Maybe it is easy to overestimate another’s love because most of us don’t feel we love enough ourselves. One time, on the blue bus tours, Katie expressed her admiration for the incredible austerities that various sadhus they saw were performing in their quest to find God. Baba brushed these aside and told Katie she had no idea what she, herself, had already undergone in past lives to reach the present life, where she seemed to have no such similar dedication, and yet had earned the right to be with Baba.
And it is also possible to underestimate someone else. Baba used to greet, with great affection, someone who made a big pretense of loving Him. Outside of Baba’s company, this person behaved very differently. Eruch knew this and was astonished that Baba was “taken in” by this man’s posturing. But when Eruch tried to inform Baba about this man’s true nature, Baba said to Eruch, “What do you know?” And He held His hand out so that its shadow was cast on the wall. “That’s all you see,” Baba said. “You just see the shadow but I can see into the man’s heart and I tell you he truly loves me.”
Eruch couldn’t say a word after that and, as time went by, this man’s outer behavior changed. But, even if it hadn’t, the lesson would have remained the same for Eruch—you can never judge another’s heart.
Still, watching the mandali bowing down at Baba’s Samadhi, I would find myself thinking, “I wish I loved Baba the way they do.” And in this case, all logic would tell one that I was not misjudging their love, mine, or their relative worth. In this case, my assessment was accurate and yet my wish was still misplaced. Which brings me to my second, and ultimately the real, reason why it is a mistake to envy another’s love. Not because it is difficult to judge, but because any judgment perpetuates the false ego. Whether I judge myself superior or inferior, whether everyone else would agree with my assessment or not, I am only reinforcing my false sense of self. And it is the false or separative ego which prevents us from loving Baba as He should be loved in the first place.

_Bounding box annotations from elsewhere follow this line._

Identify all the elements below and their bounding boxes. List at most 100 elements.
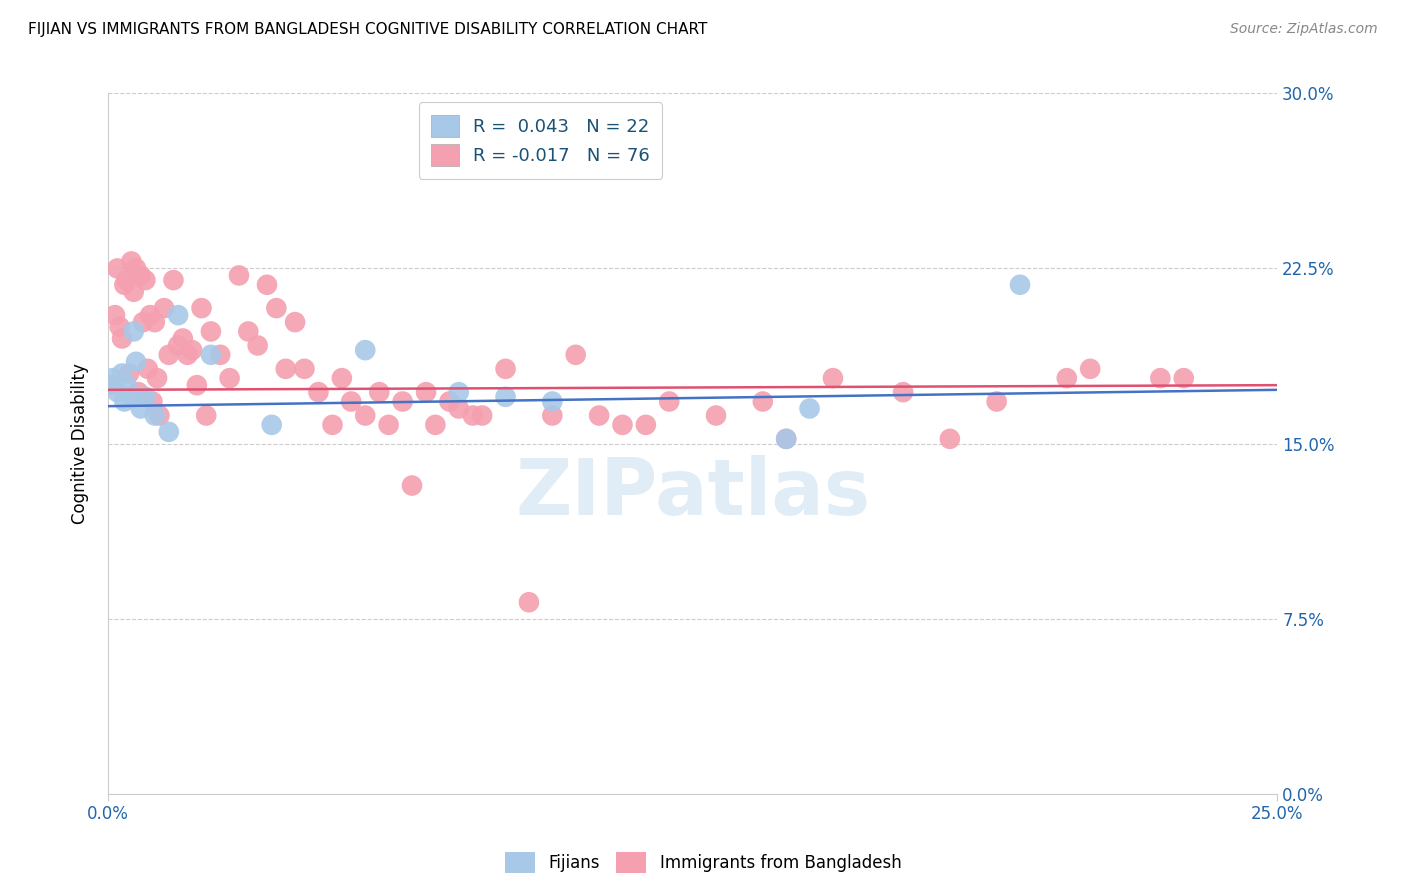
Point — [101, 378, 124, 392]
Point — [799, 401, 821, 416]
Point — [658, 394, 681, 409]
Point — [148, 409, 170, 423]
Point — [541, 394, 564, 409]
Point — [120, 254, 142, 268]
Point — [704, 409, 727, 423]
Point — [218, 371, 240, 385]
Point — [167, 338, 190, 352]
Point — [115, 273, 138, 287]
Point — [256, 277, 278, 292]
Point — [471, 409, 494, 423]
Point — [167, 308, 190, 322]
Point — [425, 417, 447, 432]
Y-axis label: Cognitive Disability: Cognitive Disability — [72, 363, 89, 524]
Point — [821, 371, 844, 385]
Point — [588, 409, 610, 423]
Point — [354, 409, 377, 423]
Point — [368, 385, 391, 400]
Point — [105, 261, 128, 276]
Point — [495, 390, 517, 404]
Point — [517, 595, 540, 609]
Point — [209, 348, 232, 362]
Point — [139, 308, 162, 322]
Point — [564, 348, 586, 362]
Point — [118, 367, 141, 381]
Point — [461, 409, 484, 423]
Point — [439, 394, 461, 409]
Text: Source: ZipAtlas.com: Source: ZipAtlas.com — [1230, 22, 1378, 37]
Point — [391, 394, 413, 409]
Point — [101, 371, 124, 385]
Point — [1078, 361, 1101, 376]
Text: ZIPatlas: ZIPatlas — [515, 455, 870, 531]
Point — [266, 301, 288, 315]
Point — [415, 385, 437, 400]
Legend: R =  0.043   N = 22, R = -0.017   N = 76: R = 0.043 N = 22, R = -0.017 N = 76 — [419, 103, 662, 179]
Point — [105, 385, 128, 400]
Point — [752, 394, 775, 409]
Point — [447, 385, 470, 400]
Point — [134, 273, 156, 287]
Point — [122, 285, 145, 299]
Point — [284, 315, 307, 329]
Point — [143, 409, 166, 423]
Point — [141, 394, 163, 409]
Point — [308, 385, 330, 400]
Point — [1008, 277, 1031, 292]
Point — [129, 401, 152, 416]
Point — [172, 331, 194, 345]
Point — [111, 367, 134, 381]
Point — [612, 417, 634, 432]
Point — [129, 268, 152, 283]
Point — [1149, 371, 1171, 385]
Point — [157, 348, 180, 362]
Point — [146, 371, 169, 385]
Point — [122, 325, 145, 339]
Point — [108, 319, 131, 334]
Point — [274, 361, 297, 376]
Point — [294, 361, 316, 376]
Point — [200, 325, 222, 339]
Point — [1056, 371, 1078, 385]
Point — [246, 338, 269, 352]
Point — [1173, 371, 1195, 385]
Point — [891, 385, 914, 400]
Point — [775, 432, 797, 446]
Point — [340, 394, 363, 409]
Point — [321, 417, 343, 432]
Point — [127, 385, 149, 400]
Point — [200, 348, 222, 362]
Point — [132, 315, 155, 329]
Point — [447, 401, 470, 416]
Point — [377, 417, 399, 432]
Point — [125, 261, 148, 276]
Point — [115, 378, 138, 392]
Point — [186, 378, 208, 392]
Point — [495, 361, 517, 376]
Point — [228, 268, 250, 283]
Point — [181, 343, 204, 358]
Text: FIJIAN VS IMMIGRANTS FROM BANGLADESH COGNITIVE DISABILITY CORRELATION CHART: FIJIAN VS IMMIGRANTS FROM BANGLADESH COG… — [28, 22, 707, 37]
Point — [134, 390, 156, 404]
Point — [112, 394, 135, 409]
Point — [939, 432, 962, 446]
Point — [634, 417, 657, 432]
Point — [775, 432, 797, 446]
Legend: Fijians, Immigrants from Bangladesh: Fijians, Immigrants from Bangladesh — [498, 846, 908, 880]
Point — [330, 371, 353, 385]
Point — [354, 343, 377, 358]
Point — [162, 273, 184, 287]
Point — [176, 348, 198, 362]
Point — [541, 409, 564, 423]
Point — [260, 417, 283, 432]
Point — [125, 355, 148, 369]
Point — [190, 301, 212, 315]
Point — [120, 390, 142, 404]
Point — [112, 277, 135, 292]
Point — [238, 325, 260, 339]
Point — [153, 301, 176, 315]
Point — [157, 425, 180, 439]
Point — [401, 478, 423, 492]
Point — [143, 315, 166, 329]
Point — [986, 394, 1008, 409]
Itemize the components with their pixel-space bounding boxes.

Or, to put it another way, there aren’t really innumerable souls in the universe all loving God to varying degrees. There is really only one soul. And comparing and contrasting yourself with others only sustains the illusion of multiplicity. Therefore, it never makes sense to want to love like someone else, as there is no one else. Of course, even if I can, from time to time, grasp that all other souls are really just Baba, I don’t seem to be able to shake the erroneous notion that I do exist. So now, instead of wishing I loved the way another does, I can only pray, “Baba, let me love You more and more, and still yet more, until,” as Eruch would say, “I am no more.”